Ce paiement de l’ARC est la prime d’une assurance contre la sécheresse souscrite par Madagascar avec le soutien de la Banque africaine de développement à travers l’Initiative africaine de financement des risques de catastrophe (ADRiFi), qui a financé la totalité de la prime d’assurance pour l’année 2019-2020 en vue du transfert souverain du risque de sécheresse pour la Grande Île.

Le paiement des indemnités sera effectué pour protéger la vie et les moyens de subsistance de 600 000 personnes vulnérables touchées par la sécheresse, afin de les empêcher de recourir à un mécanisme d’adaptation nuisible, comme la consommation de leurs semences, la vente de matériel agricole, les déplacements internes ou la migration forcée. Ces populations, frappées par les catastrophes climatiques, ont été rendues vulnérables par de mauvaises récoltes lors de la saison qui vient de s’achever.

Monsieur le Ministre de l’Économie et des Finances, Richard Randriamandrato représentant  le Gouvernement Malagasy durant la cérémonie de remise officielle a affirmé durant son allocution que: « La mutuelle d’assurance panafricaine de gestion de risque aux sècheresses est une des solutions pérennes pour renforcer les efforts du Gouvernement et des partenaires dans le Grand Sud de Madagascar et témoigne l’entraide entre les pays amis africains à faire face aux catastrophes naturelles plus particulièrement la sècheresse ». Un tel mécanisme est bénéfique pour Madagascar car il nous permettra de sécuriser l’environnement des agriculteurs et les moyens de subsistance des populations vulnérables dans le Grand Sud victime de la sécheresse récurrente ainsi que de conserver leur capital de production. Les interventions précoces à mettre en œuvre avec ce fonds seront axées sur le transfert monétaire et ACT (Argent Contre Travail) pour 15.000 ménages vulnérables, l’appui nutritionnel pour les 2000 enfants moins de 5ans et l’approvisionnement en eau de 84.000 ménages. Ainsi, le renforcement de ce mécanisme d’assurance ne fait que favoriser la mise en œuvre de la Politique et de la Stratégie Nationale de la Gestion des Risques et des Catastrophes à Madagascar notamment la promotion de la résilience financière face aux aléas climatiques.  

Madagascar fait face à des risques de catastrophe liés à un climat de plus en plus variable, qui s’ajoutent à une insécurité alimentaire généralisée. En raison de sa position géographique, le pays est vulnérable à divers chocs climatiques. Outre les cyclones, l’île de l’Océan indien est confrontée à des inondations et des sécheresses avec des conséquences dévastatrices, qui exercent une pression sur les finances publiques et la croissance du PIB réel.

Selon la Banque africaine de développement, les catastrophes naturelles survenues à Madagascar en 2017 ont causé environ 420 millions de dollars américains de dommages collatéraux.
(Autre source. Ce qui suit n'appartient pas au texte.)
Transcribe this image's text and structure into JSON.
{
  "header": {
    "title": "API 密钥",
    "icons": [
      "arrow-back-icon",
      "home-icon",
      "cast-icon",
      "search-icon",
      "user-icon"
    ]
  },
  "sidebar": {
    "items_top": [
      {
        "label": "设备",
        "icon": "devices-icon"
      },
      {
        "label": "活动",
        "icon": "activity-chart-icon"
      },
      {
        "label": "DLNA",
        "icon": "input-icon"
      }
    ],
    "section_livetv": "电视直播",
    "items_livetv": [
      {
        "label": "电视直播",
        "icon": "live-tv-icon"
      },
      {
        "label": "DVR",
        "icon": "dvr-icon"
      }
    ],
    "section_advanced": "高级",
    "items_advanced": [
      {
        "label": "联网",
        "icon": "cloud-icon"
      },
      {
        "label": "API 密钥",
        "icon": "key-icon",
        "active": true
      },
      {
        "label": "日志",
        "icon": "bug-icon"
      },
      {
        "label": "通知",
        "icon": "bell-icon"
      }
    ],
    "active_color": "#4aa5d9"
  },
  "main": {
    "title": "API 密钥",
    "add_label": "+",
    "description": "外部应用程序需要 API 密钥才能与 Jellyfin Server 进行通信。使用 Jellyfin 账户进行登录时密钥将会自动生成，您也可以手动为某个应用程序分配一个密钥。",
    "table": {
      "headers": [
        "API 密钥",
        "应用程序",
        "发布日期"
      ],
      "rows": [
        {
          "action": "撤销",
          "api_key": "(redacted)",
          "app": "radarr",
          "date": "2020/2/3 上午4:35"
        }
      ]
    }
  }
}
C’est dans ce contexte que Madagascar a rejoint, en octobre 2019, le Groupe VI de pays assurés par l’ARC contre les risques de sécheresse pour la campagne agricole 2019-2020, au titre des pays pilotes du programme ADRIFI.
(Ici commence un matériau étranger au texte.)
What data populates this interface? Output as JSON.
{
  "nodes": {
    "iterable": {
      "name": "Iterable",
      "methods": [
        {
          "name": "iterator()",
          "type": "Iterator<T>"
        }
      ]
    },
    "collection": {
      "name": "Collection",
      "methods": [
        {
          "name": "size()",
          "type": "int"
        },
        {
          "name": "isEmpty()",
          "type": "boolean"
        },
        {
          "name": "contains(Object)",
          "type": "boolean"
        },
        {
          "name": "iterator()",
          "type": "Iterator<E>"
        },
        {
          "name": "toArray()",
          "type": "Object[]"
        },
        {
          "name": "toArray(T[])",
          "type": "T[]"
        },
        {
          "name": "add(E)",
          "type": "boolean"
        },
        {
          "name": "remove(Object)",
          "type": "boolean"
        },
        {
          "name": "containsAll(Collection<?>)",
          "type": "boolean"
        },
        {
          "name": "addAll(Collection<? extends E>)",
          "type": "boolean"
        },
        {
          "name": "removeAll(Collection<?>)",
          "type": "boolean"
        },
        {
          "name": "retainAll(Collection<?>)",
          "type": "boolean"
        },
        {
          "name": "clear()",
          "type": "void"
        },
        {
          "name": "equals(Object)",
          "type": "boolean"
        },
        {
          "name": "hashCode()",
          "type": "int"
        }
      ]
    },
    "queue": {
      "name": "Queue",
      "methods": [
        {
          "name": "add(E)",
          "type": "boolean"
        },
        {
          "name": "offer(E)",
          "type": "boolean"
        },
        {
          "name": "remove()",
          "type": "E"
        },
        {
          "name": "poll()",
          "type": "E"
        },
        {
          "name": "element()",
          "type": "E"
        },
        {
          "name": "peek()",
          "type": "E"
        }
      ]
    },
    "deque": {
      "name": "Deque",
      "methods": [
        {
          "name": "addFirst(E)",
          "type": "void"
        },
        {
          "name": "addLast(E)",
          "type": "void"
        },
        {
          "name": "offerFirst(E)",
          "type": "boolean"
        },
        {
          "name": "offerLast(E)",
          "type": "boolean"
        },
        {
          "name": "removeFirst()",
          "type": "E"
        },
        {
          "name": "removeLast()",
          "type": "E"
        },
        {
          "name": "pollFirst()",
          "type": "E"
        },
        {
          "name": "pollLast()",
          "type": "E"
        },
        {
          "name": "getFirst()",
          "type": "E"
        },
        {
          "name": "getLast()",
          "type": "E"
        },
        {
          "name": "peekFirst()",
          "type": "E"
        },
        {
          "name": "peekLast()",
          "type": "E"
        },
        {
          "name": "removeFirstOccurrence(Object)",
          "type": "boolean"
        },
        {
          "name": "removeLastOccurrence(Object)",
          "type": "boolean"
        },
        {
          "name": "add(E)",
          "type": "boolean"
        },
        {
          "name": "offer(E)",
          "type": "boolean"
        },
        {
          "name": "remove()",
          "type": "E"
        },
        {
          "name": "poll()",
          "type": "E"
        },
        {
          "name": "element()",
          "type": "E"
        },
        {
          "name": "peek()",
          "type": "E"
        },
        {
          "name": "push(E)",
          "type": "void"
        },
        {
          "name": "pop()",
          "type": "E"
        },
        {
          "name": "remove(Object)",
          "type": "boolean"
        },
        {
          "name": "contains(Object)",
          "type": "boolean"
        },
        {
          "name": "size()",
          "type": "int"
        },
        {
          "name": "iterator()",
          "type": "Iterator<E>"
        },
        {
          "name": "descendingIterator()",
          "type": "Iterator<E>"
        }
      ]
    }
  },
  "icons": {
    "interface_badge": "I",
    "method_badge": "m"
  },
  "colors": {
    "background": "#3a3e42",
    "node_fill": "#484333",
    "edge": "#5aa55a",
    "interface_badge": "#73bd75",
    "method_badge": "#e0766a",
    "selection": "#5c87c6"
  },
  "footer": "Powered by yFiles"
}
Dans son discours, le sous-secrétaire général des Nations unies et directeur général de la Mutuelle panafricaine de gestion des risques, Mohamed Beavogui, a déclaré : « Le versement d’indemnité effectué par l’ARC pour soutenir la population touchée par la sécheresse dans le Grand Sud de Madagascar a été rendu possible par le leadership et l’engagement du gouvernement de Madagascar à protéger sa population. Nous remercions également la Banque africaine de développement pour son soutien louable à travers le programme ADRiFi. C’est un vibrant témoignage du fait que la collaboration entre les gouvernements africains et les partenaires au développement, à l’intérieur et à l’extérieur de la région, en utilisant des approches de marché, peut grandement contribuer à sauver les gains de développement sur le continent ».

« Notre objectif, en travaillant avec les États membres pour fournir une assurance contre les risques de catastrophe, est de promouvoir la résilience et de fournir une protection financière à la population vulnérable en cas de péril », a déclaré le directeur exécutif de la Société d’assurance de l’ARC, Lesley Ndlovu avant d’ajouter : « Nous sommes heureux que ce paiement aide le gouvernement à soutenir rapidement la population affectée à se reconstruire et à se remettre des effets de la sécheresse, tout en les empêchant de recourir à des mécanismes d’adaptation nuisibles ».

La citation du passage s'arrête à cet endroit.